You are here: Home HR home World HR congress in Singapore reveals HR strategies for the future

13/06/2006World HR congress in Singapore reveals HR strategies for the future

An exclusive report on the recent 11th World HR Congress and Business-Connect Exposition in Singapore. Management guru Dave Ulrich and Alan Webber, founder of Fast Company magazine, were among the many quality presenters. Mobility challenges in China were a strong theme of the event.

An emerging issue is individual ROI

"Change is not an event, but a process," said Professor Dave Ulrich, the management guru hailing from University of Michigan, during his presentation which rounded off the four-day HR congress, run every two years by the World Federation of Personnel Management Associations, which was hosted and organised this year by the Singapore Human Resource Institute.

"An organisation is not a structure, but is its capabilities.  [Ask] 'What do you do?' not 'what are you?'," said Professor Ulrich, who noted several important points including the revelation that leadership is not a person but a brand, something that most companies with dynamic leaders are failing to realise.

Topics covered at the event, which attracted 2000 local and foreign delegates including 400 CEOs and business leaders and represented 62 countries, ranged from those of local interest including regional best practices in HR for government and public companies, to those of international interest such as strategic HR, measuring human capital, and global leadership initiatives.
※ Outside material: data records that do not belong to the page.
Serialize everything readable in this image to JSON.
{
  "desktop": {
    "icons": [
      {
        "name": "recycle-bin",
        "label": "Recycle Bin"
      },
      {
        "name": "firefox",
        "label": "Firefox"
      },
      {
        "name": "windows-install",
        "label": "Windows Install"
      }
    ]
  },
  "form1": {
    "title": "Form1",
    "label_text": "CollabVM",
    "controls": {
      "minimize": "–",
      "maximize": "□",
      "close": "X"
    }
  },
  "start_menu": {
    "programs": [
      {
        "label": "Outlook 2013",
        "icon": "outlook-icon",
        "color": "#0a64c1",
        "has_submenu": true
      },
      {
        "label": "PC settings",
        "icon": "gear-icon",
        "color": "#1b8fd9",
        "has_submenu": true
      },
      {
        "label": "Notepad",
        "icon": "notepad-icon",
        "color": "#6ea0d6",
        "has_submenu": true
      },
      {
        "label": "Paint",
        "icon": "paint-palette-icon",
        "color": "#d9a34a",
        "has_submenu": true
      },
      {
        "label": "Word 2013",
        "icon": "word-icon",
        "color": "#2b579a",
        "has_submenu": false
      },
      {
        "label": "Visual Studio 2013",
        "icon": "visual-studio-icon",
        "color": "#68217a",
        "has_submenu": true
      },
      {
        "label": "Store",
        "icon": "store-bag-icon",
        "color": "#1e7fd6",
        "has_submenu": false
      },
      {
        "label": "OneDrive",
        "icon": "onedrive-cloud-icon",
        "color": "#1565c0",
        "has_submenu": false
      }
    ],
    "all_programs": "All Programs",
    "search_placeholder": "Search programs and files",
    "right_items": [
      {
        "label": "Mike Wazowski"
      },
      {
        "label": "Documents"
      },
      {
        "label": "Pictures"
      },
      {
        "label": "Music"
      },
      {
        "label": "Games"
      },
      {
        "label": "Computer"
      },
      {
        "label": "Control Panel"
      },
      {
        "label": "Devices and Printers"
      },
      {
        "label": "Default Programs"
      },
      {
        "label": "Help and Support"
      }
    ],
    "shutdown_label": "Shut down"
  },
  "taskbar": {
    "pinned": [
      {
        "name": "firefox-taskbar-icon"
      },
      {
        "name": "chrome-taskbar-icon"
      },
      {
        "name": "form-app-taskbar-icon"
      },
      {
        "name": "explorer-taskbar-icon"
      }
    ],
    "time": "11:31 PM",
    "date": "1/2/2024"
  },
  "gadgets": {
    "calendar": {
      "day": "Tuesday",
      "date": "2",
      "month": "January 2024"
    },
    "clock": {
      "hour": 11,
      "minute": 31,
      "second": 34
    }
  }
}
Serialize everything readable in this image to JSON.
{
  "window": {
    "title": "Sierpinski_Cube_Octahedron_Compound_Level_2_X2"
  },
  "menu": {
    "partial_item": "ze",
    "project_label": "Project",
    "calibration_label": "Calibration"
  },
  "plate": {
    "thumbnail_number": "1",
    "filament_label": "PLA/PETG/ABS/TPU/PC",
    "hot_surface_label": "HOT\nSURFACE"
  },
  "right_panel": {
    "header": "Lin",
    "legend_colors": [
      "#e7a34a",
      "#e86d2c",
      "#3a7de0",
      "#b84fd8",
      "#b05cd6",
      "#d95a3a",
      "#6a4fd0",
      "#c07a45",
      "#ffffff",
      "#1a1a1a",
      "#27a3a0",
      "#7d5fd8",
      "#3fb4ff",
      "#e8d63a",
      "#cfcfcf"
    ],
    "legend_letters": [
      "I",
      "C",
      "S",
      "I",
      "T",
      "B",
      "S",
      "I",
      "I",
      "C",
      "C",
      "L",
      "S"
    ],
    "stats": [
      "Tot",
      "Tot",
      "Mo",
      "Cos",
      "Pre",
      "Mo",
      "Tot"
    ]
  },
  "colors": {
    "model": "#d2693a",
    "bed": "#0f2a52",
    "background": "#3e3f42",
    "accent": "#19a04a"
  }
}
The theme, 'how can HR be more strategic?' ran throughout the conference.

Don't give up

Professor Ulrich's thorough and engaging presentation on 'whether HR can truly reinvent itself, and if so, where does it start?', provided an extensive road map of what we know and what we can now do, focusing on areas such as strategic clarity, organisational capabilities, and the change process.

Most of Professor Ulrich’s presentation was based on his new book, The HR Value Proposition, a must-read for HR managers tasked with building practices into their HR programmes rather than blindly following a set of principles. According to Ulrich, building practices takes time and HR managers should not be discouraged.